Tuesday, July 29, 2014

"Look! Those Slain" all around Us (Jer 14: 17-22)


In today’s first reading, Jeremiah 14: 17-22, Jeremiah laments that if he walks “out into the field, look! those slain by the sword,” and, if he enters the city, “look! those consumed by hunger.”  If Jeremiah enters the fields and cities of our world, he will come across persons slain by drones, rockets, gunfire, grenades, bombs and other weapons of violence.  He will enter refugee camps and the slums of our cities and find those “consumed by hunger” and thirst.
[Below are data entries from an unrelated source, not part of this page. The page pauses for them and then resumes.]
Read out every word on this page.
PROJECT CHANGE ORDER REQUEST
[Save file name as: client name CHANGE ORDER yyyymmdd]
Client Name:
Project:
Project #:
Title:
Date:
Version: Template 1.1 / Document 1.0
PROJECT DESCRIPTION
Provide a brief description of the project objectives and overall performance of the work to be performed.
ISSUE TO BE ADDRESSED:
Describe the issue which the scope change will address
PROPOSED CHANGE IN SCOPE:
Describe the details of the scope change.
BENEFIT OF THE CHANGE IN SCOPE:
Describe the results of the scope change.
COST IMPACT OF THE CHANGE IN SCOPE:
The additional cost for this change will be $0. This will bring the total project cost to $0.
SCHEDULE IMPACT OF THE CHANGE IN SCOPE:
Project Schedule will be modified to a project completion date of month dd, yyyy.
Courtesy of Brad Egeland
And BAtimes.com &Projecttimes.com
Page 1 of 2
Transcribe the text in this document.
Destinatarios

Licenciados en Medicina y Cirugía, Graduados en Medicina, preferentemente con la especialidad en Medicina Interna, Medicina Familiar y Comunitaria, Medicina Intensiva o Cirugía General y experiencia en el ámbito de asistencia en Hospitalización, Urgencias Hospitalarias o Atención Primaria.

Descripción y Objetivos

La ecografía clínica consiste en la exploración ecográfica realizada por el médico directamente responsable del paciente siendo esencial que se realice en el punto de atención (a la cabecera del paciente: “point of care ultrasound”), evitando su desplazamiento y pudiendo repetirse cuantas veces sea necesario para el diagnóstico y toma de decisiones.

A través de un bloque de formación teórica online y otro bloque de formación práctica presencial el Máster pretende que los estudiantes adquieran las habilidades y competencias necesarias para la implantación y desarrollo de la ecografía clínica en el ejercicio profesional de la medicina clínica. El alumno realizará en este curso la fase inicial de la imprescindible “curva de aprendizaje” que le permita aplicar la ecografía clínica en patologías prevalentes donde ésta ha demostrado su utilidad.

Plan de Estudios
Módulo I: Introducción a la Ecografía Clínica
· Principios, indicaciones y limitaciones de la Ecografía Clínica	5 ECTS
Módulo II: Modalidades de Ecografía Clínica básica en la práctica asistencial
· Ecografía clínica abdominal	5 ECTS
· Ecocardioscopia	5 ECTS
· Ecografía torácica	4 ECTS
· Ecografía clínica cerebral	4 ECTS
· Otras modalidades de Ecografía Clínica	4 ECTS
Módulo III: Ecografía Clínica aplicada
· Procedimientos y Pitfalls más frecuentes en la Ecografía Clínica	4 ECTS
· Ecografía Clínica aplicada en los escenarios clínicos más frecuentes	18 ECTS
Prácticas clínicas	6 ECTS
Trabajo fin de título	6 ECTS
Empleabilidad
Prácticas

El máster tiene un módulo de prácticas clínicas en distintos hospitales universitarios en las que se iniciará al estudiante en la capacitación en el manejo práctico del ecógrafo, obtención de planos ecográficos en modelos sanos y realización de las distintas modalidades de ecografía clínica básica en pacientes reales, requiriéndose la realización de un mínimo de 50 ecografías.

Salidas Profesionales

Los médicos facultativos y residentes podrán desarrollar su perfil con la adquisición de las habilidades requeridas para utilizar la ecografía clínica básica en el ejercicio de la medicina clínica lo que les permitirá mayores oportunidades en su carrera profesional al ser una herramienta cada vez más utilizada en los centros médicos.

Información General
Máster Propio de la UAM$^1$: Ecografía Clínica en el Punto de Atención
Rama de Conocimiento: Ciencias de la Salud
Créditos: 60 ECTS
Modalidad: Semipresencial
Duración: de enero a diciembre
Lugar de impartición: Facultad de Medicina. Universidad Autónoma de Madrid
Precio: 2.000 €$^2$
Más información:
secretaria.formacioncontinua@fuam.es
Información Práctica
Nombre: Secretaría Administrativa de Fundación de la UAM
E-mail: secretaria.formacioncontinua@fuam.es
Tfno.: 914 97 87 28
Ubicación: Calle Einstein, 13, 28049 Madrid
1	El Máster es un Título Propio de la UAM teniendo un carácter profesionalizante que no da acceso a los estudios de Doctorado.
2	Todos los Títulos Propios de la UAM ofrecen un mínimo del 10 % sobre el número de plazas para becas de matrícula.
Like Jeremiah and his our ancestors, we “wait for peace, to no avail; for a time of healing, but terror comes instead.” Do we,  like Jeremiah and, in our day, Pope Francis, “recognize…our wickedness, the guilt of our…[ancestors, our predecessors, our government officials engaging in corrupt decision-making, our clergy abusing vulnerable persons, parents harming their children, and on and on].” Do we acknowledge, as Jeremiah and Pope Francis do, “that we have sinned against” the Lord?
We certainly deserve to be asked, as Jeremiah asked his people,  among “the nations’ idols is there any that gives rain,” are there any that reconcile enemies, makes whole that which is broken,  frees those who are enslaved, imprisoned, maimed by corruption, blinded by sin; any that frees prisoners of obsessive gambling, abusive behaviors toward  children and youth and women, releases perpetrators of violence, slaves of deceit, greed, selfishness, and/or trapped  into all of the “isms” that dominate our cultures?

With the prophet Jeremiah, we, too,  in our day and age need to cry out: “Is it not you alone, O Lord, our God, to whom we look? You alone have done all these things” that lead to salvation,  reconciliation, restoration, and the  righting of wrongs being done to millions of people in the world of today. O, God, “[f]or the glory of your name, deliver us” (today responsorial psalm).